Hope connects us with our future just as memories connected us with our past. How do we know what has happened to us in the past? We know through our memories, we can think back at what happened. That is what hope does for our future. How do we know what will happen in the future? We have hope, in the Lord Jesus Christ.

Sometimes it may take longer than we expect to come to pass. But instead of acting like impatient children we wait patiently 25 for God’s will to unfold in our life. We can have confidence in Him. The hope that we have tells us that our salvation is past present and future. Past because we are saved the moment we believed in Jesus as saviour our new life, eternal life begins at that moment.

It’s present because we are being saved in the process of sanctification, being made holy. Whilst we can be confident in our salvation, we can look ahead with hope and trust toward the complete transformation of body and soul beyond this life.

  1. Word of God Gives Hope. Romans 15:4 ‘For whatever things were written before were written for our learning, that we through the patience and comfort of the Scriptures might have hope.”
  • The scriptures give to us hope. The stories of those who have gone before us in faith, give us hope.
  1. Cross of Jesus Christ gives us Hope The cross reminds us that someone loves us and that someone is master of the universe, He is Lord of all, King of kings. There is no greater love then the love Jesus has for the saints of God. A love by which He came to earth in human form, lived and died for our sins, paid the price of our sins with His own blood.
  1. The Empty Tomb gives us hope. The resurrection of Christ assures us that we can change. Jesus was born to die true but He was also born to give life. Many times we wallow in our sin thinking we cannot change, that there is no hope. We just resign ourselves saying that is just the way things are, that is just who I am. That is not the truth, there is hope. If God can take a body that had been dead for three days and give life, then we can be confident He can and will change us.

Romans 6:3-11 (Msg) Could it be any clearer?

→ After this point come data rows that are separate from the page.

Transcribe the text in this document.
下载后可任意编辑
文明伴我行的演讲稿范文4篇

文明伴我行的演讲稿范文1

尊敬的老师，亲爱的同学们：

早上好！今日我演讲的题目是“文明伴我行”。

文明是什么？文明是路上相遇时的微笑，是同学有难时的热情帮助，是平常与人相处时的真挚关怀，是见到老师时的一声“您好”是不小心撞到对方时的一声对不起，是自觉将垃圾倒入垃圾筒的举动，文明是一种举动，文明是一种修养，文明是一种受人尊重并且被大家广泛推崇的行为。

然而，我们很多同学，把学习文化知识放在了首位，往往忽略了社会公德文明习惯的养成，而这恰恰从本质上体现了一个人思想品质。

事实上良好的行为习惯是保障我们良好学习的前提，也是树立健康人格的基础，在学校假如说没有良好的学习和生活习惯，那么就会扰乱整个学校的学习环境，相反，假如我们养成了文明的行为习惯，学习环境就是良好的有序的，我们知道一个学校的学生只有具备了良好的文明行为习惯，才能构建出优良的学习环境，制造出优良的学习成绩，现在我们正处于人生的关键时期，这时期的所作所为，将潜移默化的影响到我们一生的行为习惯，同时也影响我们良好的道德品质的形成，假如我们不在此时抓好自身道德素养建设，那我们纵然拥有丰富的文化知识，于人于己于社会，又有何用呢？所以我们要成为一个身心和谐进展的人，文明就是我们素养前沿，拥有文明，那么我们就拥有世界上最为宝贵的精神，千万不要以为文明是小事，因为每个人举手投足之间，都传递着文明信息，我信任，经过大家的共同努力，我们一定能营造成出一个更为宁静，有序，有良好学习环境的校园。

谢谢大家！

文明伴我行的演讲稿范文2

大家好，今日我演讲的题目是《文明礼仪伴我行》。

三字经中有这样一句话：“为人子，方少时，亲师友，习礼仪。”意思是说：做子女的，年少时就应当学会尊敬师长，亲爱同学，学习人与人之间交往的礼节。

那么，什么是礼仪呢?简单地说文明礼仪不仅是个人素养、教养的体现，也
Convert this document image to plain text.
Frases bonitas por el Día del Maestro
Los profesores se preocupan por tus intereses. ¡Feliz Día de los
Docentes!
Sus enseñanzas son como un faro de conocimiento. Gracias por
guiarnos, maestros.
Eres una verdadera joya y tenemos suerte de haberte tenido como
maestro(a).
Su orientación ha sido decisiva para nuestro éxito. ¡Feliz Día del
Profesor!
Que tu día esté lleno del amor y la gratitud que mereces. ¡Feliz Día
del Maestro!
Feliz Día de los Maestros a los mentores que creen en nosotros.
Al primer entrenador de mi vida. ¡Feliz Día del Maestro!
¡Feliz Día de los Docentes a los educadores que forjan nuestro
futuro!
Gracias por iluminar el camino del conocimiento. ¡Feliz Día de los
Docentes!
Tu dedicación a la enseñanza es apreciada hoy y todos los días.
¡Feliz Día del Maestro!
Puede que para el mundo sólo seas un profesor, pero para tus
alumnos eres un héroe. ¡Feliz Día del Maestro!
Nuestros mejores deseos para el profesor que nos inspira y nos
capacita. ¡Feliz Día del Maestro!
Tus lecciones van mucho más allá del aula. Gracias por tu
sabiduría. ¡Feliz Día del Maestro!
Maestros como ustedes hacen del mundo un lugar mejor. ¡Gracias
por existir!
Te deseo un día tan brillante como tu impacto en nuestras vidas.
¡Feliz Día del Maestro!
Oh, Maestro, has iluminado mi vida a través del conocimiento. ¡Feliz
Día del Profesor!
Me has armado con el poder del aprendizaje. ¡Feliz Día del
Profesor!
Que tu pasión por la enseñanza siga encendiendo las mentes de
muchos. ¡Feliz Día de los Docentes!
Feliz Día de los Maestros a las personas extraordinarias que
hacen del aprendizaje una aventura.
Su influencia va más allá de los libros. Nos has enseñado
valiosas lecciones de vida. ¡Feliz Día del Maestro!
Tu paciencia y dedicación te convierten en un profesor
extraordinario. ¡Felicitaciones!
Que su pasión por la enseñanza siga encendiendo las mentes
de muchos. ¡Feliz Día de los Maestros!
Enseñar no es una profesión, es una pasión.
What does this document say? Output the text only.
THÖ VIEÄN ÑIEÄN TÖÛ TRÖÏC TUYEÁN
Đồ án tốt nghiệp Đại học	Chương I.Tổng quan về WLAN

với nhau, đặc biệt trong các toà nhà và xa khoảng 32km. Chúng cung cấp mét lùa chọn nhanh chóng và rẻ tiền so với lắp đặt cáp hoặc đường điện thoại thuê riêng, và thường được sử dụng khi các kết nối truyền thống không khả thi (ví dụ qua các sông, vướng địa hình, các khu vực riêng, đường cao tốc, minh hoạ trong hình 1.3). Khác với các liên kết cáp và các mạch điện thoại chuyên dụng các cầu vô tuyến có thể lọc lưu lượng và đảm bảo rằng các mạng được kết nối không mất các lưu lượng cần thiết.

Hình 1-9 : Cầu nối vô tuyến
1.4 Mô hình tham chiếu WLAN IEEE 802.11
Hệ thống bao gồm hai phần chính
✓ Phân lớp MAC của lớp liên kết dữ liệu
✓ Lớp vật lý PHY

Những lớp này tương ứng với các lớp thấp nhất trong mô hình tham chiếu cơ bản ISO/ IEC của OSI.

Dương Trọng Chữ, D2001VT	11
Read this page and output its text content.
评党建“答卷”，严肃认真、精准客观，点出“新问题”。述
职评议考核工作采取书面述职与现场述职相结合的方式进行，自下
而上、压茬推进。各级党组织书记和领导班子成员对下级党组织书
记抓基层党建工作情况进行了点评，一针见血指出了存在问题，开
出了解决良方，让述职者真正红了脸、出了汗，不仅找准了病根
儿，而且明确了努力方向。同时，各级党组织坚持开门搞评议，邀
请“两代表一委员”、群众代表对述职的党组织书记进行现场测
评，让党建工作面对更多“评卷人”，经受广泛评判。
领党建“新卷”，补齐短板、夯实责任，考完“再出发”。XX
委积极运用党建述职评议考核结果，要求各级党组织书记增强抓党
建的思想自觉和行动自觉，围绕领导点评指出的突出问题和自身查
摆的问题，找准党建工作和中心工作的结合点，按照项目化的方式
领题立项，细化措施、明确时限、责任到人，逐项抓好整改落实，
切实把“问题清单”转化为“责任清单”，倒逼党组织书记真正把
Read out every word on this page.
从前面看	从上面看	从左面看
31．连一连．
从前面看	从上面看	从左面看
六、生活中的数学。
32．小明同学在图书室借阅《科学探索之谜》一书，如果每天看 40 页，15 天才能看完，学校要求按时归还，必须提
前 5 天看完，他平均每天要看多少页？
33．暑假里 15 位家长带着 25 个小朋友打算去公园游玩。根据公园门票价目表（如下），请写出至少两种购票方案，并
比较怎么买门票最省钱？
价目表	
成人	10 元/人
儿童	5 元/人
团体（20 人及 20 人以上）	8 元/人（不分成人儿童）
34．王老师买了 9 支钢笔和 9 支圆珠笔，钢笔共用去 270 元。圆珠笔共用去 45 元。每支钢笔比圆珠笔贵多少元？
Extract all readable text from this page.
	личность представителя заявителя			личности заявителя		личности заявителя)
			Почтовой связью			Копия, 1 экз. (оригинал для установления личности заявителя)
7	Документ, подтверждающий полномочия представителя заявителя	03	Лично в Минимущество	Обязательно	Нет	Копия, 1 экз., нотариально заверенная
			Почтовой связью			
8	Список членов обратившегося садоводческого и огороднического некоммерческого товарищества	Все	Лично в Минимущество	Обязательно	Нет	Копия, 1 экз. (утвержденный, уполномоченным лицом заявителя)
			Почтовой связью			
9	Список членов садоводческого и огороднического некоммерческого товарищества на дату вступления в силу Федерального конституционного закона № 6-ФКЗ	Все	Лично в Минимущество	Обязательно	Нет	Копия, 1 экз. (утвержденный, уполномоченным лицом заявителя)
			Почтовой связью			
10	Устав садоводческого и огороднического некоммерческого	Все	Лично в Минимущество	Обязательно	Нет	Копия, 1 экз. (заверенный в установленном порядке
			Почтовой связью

Our old way of life was nailed to the cross with Christ, a decisive end to that sin-miserable life—no longer at sin’s every beck and call! What we believe is this: If we get included in Christ’s sin-conquering death, we also get included in his life-saving resurrection. We know that when Jesus was raised from the dead it was a signal of the end of death-as-the-end. Never again will death have the last word. When Jesus died, he took sin down with him, but alive he brings God down to us. From now on, think of it this way: Sin speaks a dead language that means nothing to you; God speaks your mother tongue, and you hang on every word. You are dead to sin and alive to God. That’s what Jesus did.

Without Christ there is no hope. Without God in our lives, there is no true hope.

“Life with Christ is an endless hope, life without Christ is a hopeless end.”

The Magi’s in the Christmas story invite us to search for Jesus ourselves, to find this living hope and having found this hope in Jesus, to worship Him.